Green’s guilty plea says Parker already warned Green about dressing and behaving unprofessionally after he missed client appointments, left on vacations without prior notice and became erratic in office attendance. A Bar complaint said he’d also withdrawn money from the firm’s operating account and put the business credit card to $40,000 of personal use. After firing Green, she found he’d put his parents phones and an iPad on the office phone plan. She turned off those phones.
Green reacted to his firing by changing the firm’s email account password, then used that to extort Parker into turning reconnecting the phones. But, the consent judgment says, he reneged on that deal when he rerouted firm’s emails to himself.

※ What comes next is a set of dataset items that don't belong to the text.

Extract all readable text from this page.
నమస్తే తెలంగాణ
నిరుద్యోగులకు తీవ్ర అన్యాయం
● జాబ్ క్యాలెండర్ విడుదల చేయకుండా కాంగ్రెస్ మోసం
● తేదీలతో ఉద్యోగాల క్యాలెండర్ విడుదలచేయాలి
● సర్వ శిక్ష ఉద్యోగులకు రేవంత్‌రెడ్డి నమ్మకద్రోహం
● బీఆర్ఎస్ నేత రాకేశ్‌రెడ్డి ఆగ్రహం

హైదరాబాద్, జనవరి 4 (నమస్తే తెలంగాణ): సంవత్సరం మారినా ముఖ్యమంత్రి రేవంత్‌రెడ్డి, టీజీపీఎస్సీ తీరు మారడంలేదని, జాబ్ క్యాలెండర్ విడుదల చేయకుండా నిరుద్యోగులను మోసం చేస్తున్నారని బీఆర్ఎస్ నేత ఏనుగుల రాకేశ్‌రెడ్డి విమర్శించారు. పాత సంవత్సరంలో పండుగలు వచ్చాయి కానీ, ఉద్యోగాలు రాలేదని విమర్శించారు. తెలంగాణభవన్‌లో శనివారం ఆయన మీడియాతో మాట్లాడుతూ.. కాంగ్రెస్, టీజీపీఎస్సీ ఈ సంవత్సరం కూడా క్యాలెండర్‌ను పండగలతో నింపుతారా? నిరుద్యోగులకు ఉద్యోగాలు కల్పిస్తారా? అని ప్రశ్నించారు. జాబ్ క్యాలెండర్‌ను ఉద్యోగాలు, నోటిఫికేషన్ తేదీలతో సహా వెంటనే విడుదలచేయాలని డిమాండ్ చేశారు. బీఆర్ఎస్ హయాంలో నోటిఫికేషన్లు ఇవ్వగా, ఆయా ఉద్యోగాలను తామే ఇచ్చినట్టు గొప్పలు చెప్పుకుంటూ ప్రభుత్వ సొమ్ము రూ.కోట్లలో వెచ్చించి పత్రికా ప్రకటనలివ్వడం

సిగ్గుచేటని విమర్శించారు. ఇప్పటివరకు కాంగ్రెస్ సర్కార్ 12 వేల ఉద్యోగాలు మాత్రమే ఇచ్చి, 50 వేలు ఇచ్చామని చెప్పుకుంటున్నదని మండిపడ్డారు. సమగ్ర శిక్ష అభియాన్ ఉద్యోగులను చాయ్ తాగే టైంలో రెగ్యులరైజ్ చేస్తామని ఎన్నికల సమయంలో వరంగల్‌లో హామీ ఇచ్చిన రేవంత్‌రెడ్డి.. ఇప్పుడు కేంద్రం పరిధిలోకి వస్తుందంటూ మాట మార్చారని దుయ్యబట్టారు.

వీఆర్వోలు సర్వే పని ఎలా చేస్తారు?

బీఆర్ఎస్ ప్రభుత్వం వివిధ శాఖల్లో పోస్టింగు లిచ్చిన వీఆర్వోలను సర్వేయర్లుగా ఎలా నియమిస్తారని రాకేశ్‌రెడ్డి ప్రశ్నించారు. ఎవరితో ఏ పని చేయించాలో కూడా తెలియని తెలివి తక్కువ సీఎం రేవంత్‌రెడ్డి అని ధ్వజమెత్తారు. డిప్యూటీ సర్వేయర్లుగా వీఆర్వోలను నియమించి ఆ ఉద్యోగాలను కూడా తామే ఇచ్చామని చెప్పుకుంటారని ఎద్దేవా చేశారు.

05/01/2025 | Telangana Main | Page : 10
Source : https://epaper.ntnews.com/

The Florida Coastal School of Law graduate then posted on the firm’s Facebook page that Parker had been hit with a Baker Act after having suicidal thoughts:
“Don’t worry, my e-mail still works and I am working with the Florida Bar to make sure she gets the help she needs. If you are a client, do not pay a bill until the Florida Bar decides what they will be doing with Ms. Parker.”
Parker was never Baker Act-ed.
Green repeated the suicide-Baker Act tale to firm client Karen Bates when they ran into each other on Sept. 17 at the Jacksonville Jaguars 36-17 loss to Tennessee.
The guilty plea for consent judgment says Green “further told Bates that if she would make a statement about Parker, he would finish her case for free.”
Two days later, he began texting with requests to discuss Bates’ case over drinks or “he would just come over and have wine” at her home.” Bates stopped responding to texts and filed a Bar complaint.
When Green saw her in January, he “approached her while she was working as a bartender, slammed his hand down on the bar and said, ‘Good luck with that complaint.’”
In addition to his 60-day suspension, Green must contact Pompano Beach-based Florida Lawyers Assistance for evaluation. The organization helps lawyers dealing with substance abuse or mental health problems.